Importantly, they note:

As a result, banks are having to carry out new assessments of the credit risk attached to deferred loans. The PRA does not want this process to automatically result in the loans being classified as carrying “significantly increased credit risk” or being impaired. That would force the banks to book higher loss provisions under the international accounting standard known as IFRS 9 – thereby increasing their capital requirements and reducing their scope to lend.

This worries me, enormously. In 2008 auditors did, in effect, ignore the collapsing balance sheets of banks and issued audit reports that suggested that they were going concerns when only months later they collapsed, almost all of them requiring some form of financial support, or nationalisation, to survive. The auditors did this because they were given a nod and a wink and were told to ignore what was happening on the basis that the government would bail the banks out, of which likelihood they were told. The result was that accounts were grossly misstated at the time, and investors and the public were seriously misled.

It now looks very likely that a similar misstatement is being encouraged on this occasion. There is good reason why new accounting regulation requires that banks anticipate losses. This is precisely because the failure to do so has led to the overstatement of bank profits and the overstatement of their assets which is given a false impression of their viability. There is absolutely no advantage to society, investors, or anyone else of having a false impression of the security of our banks, and yet, very clearly, regulators are now telling banks that they should misstate their asset worth, and so overstate their income, by ignoring the potential losses that COVID-19 is creating for them.

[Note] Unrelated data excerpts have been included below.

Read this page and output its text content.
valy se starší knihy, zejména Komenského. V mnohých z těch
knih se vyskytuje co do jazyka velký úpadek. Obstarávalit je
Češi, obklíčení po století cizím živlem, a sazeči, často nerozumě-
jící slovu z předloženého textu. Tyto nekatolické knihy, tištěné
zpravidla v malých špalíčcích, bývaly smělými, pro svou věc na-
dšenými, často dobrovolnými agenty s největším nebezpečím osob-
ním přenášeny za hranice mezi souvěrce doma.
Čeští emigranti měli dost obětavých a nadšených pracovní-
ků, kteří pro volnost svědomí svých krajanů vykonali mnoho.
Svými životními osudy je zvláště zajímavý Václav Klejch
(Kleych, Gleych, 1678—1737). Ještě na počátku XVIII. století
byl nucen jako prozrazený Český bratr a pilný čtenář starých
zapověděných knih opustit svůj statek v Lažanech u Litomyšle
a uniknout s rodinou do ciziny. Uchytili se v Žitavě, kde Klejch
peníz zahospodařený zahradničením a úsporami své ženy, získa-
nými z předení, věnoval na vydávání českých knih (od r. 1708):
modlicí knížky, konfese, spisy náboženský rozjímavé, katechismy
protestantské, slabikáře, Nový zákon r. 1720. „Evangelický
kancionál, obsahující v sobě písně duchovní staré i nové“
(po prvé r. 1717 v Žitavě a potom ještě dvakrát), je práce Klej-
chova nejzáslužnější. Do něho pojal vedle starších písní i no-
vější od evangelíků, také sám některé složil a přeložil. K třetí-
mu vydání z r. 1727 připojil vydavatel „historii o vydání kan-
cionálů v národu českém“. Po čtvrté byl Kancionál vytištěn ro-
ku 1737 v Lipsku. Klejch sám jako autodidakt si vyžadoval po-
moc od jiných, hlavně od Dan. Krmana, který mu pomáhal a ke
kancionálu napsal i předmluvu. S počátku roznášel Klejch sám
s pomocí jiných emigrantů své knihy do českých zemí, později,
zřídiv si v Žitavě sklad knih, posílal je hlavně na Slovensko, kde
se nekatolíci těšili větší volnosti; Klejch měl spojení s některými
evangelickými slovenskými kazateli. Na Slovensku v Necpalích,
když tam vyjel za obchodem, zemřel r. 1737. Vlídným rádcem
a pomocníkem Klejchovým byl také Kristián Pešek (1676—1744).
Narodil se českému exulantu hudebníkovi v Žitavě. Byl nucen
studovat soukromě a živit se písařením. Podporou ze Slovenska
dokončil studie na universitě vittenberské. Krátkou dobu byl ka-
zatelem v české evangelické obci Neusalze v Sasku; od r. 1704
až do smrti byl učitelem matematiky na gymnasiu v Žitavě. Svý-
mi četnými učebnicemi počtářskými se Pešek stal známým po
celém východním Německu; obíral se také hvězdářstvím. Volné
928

To pretend in the current economic environment that those who have asked for loan payment deferrals with regard to mortgages and other liabilities will, somehow, be able to resume all their payments when the immediate first crisis period is over is absurd. Most of those who have asked for loan deferral will have good reason to do so. They will have either already lost their jobs, or their income as self-employed people, or are furloughed. And, on any reasonable basis of appraisal, many of those in this situation are not going to return to work with the levels of income that they enjoyed before this crisis developed. Indeed, many will be unemployed. In that case a great many of them will not be able to afford the liabilities they took on in the entirely different economic era. But banks are being told to presume that we will have a V shaped recovery and that everything will go back to normal, as if this was just a blip.

Very, very few economists believe that this is true. The vast majority think that we are going to face a very long recession, if not a slump. In that case it would be entirely reasonable for the banks to presume that many of those who are asking for loan deferrals now will not be able to settle their liabilities in full, and as such losses should be anticipated. If that is not happening because the PRA has said that it is not necessary then the PRA is being negligent by directing banks to misstate their financial results. I cannot put it more subtly than that, and I would describe this as gross failure by a regulator at a time when we really do have to have faith in them, which makes this doubly bad news.

Worse, deferring the bad news will simply mean that bigger bailouts will be required in the future.